Before you say anything, ask:
T – Is it true?
H – Is it helpful?
I – Is it inspiring?
N – Is it necessary?
K – Is it kind?
Not only must what we say be true, but it must be spoken in love. How many words have you said in your lifetime that should have never been uttered? How many times should you have given a word of encouragement and you remained silent?
What about last week alone? Did you utter unfit words to your spouse, your children, your students, your co-workers?

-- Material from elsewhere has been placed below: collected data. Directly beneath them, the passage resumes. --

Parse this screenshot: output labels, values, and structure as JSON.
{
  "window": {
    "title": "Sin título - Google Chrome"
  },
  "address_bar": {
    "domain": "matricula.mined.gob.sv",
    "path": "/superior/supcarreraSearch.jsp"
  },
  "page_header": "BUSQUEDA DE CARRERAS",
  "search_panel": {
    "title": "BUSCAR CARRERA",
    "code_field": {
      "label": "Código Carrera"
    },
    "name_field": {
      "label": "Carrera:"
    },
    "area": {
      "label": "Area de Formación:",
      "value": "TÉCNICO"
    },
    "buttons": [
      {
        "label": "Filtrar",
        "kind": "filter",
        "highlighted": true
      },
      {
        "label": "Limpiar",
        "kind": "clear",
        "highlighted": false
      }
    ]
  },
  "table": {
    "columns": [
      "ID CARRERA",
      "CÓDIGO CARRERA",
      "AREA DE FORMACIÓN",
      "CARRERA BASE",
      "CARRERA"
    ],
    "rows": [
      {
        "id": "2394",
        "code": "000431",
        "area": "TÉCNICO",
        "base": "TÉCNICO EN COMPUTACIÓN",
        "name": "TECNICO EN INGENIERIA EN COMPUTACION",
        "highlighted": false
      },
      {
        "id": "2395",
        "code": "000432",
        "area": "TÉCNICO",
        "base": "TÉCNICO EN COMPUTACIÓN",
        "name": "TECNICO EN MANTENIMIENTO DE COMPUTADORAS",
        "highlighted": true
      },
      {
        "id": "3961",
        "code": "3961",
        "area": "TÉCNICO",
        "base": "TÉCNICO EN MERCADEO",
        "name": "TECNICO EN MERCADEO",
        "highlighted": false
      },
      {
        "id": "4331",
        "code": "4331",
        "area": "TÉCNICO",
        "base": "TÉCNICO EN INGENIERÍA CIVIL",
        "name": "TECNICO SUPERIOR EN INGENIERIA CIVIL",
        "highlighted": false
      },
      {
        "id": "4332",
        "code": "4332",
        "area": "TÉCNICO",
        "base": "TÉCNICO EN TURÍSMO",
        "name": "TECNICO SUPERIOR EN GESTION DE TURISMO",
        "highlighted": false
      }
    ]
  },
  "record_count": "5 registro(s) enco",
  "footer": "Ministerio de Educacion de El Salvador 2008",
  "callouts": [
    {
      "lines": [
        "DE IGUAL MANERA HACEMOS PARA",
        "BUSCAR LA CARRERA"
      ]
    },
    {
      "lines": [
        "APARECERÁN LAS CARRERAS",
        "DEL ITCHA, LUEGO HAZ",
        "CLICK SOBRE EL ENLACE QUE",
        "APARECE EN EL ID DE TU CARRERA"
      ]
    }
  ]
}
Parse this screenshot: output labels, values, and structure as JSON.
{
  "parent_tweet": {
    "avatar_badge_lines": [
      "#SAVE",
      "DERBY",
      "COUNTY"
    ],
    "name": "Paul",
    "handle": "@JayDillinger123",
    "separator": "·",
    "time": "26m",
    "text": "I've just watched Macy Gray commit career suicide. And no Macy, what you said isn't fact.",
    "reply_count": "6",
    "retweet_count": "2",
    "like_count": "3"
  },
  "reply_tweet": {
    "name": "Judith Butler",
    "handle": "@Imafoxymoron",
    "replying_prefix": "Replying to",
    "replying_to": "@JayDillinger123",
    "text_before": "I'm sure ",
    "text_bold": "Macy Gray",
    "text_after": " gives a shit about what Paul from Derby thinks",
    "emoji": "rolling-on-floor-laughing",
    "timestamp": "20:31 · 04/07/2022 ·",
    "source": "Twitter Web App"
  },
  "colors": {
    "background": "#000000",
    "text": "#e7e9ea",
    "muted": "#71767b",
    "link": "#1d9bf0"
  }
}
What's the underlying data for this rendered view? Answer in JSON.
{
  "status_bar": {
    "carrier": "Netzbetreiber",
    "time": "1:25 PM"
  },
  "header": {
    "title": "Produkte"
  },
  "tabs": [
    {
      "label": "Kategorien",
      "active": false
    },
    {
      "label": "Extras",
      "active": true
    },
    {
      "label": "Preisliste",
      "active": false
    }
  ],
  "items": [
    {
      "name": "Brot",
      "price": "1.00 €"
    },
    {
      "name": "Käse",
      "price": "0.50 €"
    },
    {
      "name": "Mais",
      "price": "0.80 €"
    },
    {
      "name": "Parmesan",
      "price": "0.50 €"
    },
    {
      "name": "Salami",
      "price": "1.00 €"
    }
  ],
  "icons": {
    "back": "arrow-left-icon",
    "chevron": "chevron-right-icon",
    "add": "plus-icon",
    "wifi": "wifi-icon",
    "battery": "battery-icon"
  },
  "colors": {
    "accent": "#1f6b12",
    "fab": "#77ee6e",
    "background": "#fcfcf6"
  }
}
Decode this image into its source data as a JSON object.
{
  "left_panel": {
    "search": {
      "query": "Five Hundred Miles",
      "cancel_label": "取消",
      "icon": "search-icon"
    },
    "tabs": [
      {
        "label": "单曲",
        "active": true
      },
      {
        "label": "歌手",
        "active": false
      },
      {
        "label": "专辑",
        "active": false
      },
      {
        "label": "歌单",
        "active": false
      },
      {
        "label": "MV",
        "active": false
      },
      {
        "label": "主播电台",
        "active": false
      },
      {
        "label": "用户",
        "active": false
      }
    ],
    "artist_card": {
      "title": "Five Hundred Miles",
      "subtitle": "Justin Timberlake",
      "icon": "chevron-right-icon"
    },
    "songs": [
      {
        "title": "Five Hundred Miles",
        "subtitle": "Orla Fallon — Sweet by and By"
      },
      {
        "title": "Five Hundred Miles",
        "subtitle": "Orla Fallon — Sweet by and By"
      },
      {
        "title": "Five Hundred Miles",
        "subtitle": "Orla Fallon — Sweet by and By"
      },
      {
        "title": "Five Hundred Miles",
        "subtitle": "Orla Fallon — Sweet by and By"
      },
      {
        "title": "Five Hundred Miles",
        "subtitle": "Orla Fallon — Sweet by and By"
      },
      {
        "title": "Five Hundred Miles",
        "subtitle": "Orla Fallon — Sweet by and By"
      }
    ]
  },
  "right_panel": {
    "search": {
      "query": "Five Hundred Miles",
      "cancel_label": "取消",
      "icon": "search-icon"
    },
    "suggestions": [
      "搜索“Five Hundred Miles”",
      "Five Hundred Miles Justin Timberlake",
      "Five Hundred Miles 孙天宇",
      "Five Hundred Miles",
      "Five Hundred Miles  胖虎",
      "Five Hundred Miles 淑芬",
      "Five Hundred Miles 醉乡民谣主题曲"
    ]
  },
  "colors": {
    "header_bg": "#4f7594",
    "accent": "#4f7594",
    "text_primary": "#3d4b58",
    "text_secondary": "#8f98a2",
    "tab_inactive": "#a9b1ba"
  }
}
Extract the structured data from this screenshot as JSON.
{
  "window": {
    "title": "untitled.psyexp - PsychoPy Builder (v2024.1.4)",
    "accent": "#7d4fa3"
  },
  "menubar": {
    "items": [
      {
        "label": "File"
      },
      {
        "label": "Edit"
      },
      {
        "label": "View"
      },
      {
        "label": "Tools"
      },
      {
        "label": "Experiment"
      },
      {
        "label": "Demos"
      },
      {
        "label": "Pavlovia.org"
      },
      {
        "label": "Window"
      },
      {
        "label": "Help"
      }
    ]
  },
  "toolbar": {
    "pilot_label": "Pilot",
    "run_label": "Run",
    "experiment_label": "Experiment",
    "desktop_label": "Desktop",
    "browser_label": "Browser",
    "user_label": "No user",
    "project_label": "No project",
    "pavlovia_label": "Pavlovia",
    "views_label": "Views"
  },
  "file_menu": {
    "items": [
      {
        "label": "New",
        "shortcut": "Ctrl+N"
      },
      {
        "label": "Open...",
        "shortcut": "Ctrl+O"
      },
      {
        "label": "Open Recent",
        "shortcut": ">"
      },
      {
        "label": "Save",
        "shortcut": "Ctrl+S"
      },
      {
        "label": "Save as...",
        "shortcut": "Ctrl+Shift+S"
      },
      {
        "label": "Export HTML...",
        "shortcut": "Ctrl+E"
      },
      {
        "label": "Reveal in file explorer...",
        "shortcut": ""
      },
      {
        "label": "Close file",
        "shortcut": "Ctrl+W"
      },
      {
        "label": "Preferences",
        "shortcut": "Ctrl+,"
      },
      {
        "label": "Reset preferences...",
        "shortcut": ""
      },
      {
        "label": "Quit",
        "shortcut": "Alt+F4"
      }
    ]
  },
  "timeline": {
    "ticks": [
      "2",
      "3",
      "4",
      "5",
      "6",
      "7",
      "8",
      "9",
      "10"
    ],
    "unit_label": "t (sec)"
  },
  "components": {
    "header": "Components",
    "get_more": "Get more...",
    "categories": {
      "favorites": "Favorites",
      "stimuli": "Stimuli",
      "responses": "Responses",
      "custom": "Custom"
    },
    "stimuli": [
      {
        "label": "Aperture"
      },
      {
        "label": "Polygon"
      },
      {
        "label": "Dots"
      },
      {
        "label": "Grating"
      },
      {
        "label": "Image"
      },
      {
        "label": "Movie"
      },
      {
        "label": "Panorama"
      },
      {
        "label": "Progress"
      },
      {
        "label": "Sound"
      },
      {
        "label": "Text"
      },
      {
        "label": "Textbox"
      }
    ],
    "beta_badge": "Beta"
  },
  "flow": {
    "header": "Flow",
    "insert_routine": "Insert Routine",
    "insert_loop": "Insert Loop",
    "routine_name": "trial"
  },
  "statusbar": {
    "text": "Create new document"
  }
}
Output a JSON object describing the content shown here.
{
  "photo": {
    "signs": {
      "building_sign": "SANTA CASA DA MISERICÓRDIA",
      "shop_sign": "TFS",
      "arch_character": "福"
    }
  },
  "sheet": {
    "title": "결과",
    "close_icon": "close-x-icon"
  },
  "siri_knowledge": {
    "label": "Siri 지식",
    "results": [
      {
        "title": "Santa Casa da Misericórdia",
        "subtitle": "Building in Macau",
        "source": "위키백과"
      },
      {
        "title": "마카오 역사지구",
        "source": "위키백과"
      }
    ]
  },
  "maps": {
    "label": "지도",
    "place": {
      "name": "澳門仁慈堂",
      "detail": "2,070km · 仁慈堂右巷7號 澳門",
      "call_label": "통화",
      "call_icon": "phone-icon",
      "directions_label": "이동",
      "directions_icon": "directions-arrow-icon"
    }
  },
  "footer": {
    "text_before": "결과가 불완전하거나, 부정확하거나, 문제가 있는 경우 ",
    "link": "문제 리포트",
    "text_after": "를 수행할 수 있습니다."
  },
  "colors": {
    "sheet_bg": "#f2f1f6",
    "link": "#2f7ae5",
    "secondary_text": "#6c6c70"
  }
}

In closing, let me be confessional. Last week on vacation, Jordan, my middle daughter, and I were loading the car for our final trek home. Three thousand miles, 30 hours in the car, six hours on the airplane, and six different beds. Guess I was a grumpy tease. I said to Jordan, “You’re as useless as a white crayon.” Jordan looked up and replied, “Yesterday you told me I wasn’t worth shooting.”
Jordan knows I love her. Jordan knows I was teasing. But when I forgot my harsh words, interestingly enough, Jordan remembered.
Oh God, help us to measure our words.